Concession (territory) - Russian Concessions

Russian Concessions

  • Kwantung (Port Arthur), since 27 December 1897 occupied by imperial Russia, on 27 March 1898 Port Arthur became the Russian leased territory of Kwantung (Kvantunskaya oblast, i.e. imperial province), since 12 August 1903 seat of Russian Viceroyalty of the Far East, until 2 January 1905 when occupied by Japan, since 5 September 1905 Japanese leased territory (Kwantung Territory)
  • one of the Concessions in Tianjin (then known as Tientsin).
  • one of the concessions of Hankou (now part of Wuhan).

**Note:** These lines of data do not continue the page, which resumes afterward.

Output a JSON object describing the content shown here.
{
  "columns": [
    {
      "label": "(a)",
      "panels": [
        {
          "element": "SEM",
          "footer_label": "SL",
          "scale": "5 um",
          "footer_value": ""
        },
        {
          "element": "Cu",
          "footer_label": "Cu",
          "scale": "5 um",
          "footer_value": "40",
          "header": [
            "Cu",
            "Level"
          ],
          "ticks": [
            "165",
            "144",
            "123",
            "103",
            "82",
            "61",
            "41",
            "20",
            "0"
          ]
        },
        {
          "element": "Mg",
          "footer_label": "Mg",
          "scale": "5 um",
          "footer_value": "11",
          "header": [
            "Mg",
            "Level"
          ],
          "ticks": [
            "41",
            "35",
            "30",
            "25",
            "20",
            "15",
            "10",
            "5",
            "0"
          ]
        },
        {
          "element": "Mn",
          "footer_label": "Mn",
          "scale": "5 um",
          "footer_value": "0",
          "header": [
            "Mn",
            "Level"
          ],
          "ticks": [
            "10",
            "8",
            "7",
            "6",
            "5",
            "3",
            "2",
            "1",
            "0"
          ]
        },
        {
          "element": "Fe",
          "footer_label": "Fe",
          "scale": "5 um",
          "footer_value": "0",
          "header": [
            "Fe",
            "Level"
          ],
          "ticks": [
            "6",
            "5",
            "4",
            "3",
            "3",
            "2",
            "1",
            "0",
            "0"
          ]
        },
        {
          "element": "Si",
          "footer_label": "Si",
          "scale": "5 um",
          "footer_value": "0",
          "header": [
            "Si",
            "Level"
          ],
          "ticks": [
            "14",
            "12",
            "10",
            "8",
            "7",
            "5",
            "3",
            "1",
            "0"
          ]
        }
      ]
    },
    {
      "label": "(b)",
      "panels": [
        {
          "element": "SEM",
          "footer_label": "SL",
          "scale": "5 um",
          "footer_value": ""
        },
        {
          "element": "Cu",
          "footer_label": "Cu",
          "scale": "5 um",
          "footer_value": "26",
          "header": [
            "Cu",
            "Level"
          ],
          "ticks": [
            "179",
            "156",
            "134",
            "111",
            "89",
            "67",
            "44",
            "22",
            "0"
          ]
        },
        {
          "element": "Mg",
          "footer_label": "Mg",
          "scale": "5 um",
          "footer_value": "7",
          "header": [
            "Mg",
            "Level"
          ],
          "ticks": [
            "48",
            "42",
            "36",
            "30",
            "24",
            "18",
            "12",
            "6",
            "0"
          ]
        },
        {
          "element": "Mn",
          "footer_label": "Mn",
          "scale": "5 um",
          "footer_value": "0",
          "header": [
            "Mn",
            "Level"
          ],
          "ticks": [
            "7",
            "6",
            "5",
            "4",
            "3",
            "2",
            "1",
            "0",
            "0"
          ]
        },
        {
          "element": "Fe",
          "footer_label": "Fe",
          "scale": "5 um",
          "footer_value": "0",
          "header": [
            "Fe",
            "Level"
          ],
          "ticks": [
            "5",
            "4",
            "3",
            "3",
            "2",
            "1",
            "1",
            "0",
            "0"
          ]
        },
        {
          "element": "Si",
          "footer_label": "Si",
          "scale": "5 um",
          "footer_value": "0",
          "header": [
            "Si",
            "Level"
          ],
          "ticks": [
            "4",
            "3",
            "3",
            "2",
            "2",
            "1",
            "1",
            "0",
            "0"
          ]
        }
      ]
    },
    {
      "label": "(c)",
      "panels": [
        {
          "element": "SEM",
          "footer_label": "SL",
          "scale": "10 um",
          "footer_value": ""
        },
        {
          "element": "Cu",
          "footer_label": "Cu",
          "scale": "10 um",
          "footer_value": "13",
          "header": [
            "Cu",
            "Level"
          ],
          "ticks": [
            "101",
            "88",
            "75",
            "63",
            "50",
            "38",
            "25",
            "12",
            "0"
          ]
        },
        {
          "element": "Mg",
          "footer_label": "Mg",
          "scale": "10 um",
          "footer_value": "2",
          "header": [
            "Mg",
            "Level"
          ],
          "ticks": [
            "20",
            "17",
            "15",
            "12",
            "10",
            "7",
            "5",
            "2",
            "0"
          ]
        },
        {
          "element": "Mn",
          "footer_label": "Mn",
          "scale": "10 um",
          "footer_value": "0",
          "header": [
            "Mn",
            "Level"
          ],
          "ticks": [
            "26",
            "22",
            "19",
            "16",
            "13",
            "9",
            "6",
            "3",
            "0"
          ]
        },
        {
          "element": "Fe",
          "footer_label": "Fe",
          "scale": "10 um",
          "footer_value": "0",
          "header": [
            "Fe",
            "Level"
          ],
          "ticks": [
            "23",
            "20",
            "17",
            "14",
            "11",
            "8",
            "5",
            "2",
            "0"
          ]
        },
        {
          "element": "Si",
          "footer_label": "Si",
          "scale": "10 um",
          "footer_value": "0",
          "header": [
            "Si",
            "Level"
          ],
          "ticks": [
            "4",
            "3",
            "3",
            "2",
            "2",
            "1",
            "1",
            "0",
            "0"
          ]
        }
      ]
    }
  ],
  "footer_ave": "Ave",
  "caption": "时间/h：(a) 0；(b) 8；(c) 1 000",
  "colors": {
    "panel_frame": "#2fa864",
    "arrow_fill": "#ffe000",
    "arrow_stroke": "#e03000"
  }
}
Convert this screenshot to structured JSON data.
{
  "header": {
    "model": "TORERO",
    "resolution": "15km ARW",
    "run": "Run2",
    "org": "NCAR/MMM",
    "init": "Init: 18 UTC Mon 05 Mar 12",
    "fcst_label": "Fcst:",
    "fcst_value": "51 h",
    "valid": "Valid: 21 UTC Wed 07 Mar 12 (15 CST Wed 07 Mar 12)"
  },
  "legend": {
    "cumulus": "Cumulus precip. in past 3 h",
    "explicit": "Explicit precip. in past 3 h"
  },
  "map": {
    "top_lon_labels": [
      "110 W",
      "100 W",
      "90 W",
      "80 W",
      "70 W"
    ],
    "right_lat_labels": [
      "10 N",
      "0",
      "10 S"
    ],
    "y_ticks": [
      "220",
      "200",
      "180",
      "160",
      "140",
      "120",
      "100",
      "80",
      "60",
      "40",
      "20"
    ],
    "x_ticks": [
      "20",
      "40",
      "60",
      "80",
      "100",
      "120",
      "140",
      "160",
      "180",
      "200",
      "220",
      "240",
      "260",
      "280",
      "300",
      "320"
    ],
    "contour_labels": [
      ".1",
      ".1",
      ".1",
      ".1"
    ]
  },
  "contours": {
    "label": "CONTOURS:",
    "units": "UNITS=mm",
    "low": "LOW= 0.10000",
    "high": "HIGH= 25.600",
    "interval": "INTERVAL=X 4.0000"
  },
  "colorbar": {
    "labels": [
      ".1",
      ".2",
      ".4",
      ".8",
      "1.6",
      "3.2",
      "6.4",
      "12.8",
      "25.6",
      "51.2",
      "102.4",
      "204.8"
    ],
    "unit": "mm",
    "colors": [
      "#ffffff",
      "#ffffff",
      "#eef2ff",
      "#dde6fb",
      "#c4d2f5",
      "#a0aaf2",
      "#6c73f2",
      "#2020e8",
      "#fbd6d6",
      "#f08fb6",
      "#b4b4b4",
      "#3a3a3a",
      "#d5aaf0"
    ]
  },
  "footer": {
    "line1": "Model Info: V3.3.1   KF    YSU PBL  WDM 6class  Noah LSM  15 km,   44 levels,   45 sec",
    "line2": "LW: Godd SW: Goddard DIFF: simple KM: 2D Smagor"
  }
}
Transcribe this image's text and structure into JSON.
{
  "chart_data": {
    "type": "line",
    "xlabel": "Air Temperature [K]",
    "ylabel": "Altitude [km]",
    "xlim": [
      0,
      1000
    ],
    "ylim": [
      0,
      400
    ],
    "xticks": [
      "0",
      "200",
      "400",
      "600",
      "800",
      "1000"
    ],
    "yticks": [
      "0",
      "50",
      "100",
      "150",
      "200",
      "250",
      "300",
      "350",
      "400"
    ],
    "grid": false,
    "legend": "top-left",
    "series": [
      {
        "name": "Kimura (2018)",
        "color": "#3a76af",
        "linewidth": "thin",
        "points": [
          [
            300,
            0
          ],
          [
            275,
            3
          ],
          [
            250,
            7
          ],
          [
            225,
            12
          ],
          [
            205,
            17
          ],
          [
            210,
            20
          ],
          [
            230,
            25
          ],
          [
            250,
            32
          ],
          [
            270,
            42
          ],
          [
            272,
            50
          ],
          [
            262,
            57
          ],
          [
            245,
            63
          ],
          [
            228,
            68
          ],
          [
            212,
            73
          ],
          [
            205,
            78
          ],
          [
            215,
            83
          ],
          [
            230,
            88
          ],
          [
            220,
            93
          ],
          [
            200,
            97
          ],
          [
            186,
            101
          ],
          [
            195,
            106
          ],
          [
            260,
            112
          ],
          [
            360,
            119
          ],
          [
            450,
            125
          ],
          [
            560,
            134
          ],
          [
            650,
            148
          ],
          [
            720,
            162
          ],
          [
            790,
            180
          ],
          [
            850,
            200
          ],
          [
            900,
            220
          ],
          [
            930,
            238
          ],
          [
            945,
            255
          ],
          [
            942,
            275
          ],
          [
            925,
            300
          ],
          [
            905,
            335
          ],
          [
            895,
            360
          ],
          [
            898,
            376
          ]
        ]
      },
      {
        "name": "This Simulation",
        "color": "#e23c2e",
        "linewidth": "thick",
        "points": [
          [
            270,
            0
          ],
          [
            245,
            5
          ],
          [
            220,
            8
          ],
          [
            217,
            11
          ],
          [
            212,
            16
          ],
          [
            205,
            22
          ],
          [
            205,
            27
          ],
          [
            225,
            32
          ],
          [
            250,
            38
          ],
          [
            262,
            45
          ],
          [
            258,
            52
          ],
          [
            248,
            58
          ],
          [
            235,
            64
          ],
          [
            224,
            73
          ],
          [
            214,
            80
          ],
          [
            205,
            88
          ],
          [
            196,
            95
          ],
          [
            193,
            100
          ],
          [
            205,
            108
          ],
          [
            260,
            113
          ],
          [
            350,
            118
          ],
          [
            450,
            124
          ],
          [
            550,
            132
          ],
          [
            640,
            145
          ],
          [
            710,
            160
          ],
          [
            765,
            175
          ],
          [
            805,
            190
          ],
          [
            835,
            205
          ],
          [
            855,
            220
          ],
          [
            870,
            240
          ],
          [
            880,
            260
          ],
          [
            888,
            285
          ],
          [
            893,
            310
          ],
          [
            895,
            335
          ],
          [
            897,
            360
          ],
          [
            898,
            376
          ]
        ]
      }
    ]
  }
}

  • Hanko (Hangö in Swedish), a peninsula near the Finnish capital Helsinki, was leased for a period of 30 years by the Soviet Union from its northwestern neighbour—and former possession in personal union—Finland for use as a naval base in the Baltic Sea, near the entry of the Gulf of Finland, under the Moscow Peace Treaty that ended the Winter War on 6 March 1940; during the Continuation War, Soviet troops were forced to evacuate Hanko in early December 1941, and the USSR formally renounced the lease—early given the original term until 1970—in the Paris peace treaty of 1947. The role of the Hanko naval base was replaced by Porkkala, another Finnish peninsula, a bit farther east at the Gulf of Finland, in the armistice between Finland and the Soviet Union of 19 September 1944; it was returned to Finland in January 1956. In both cases, the Soviets limited themselves to a military command, without any civilian administration.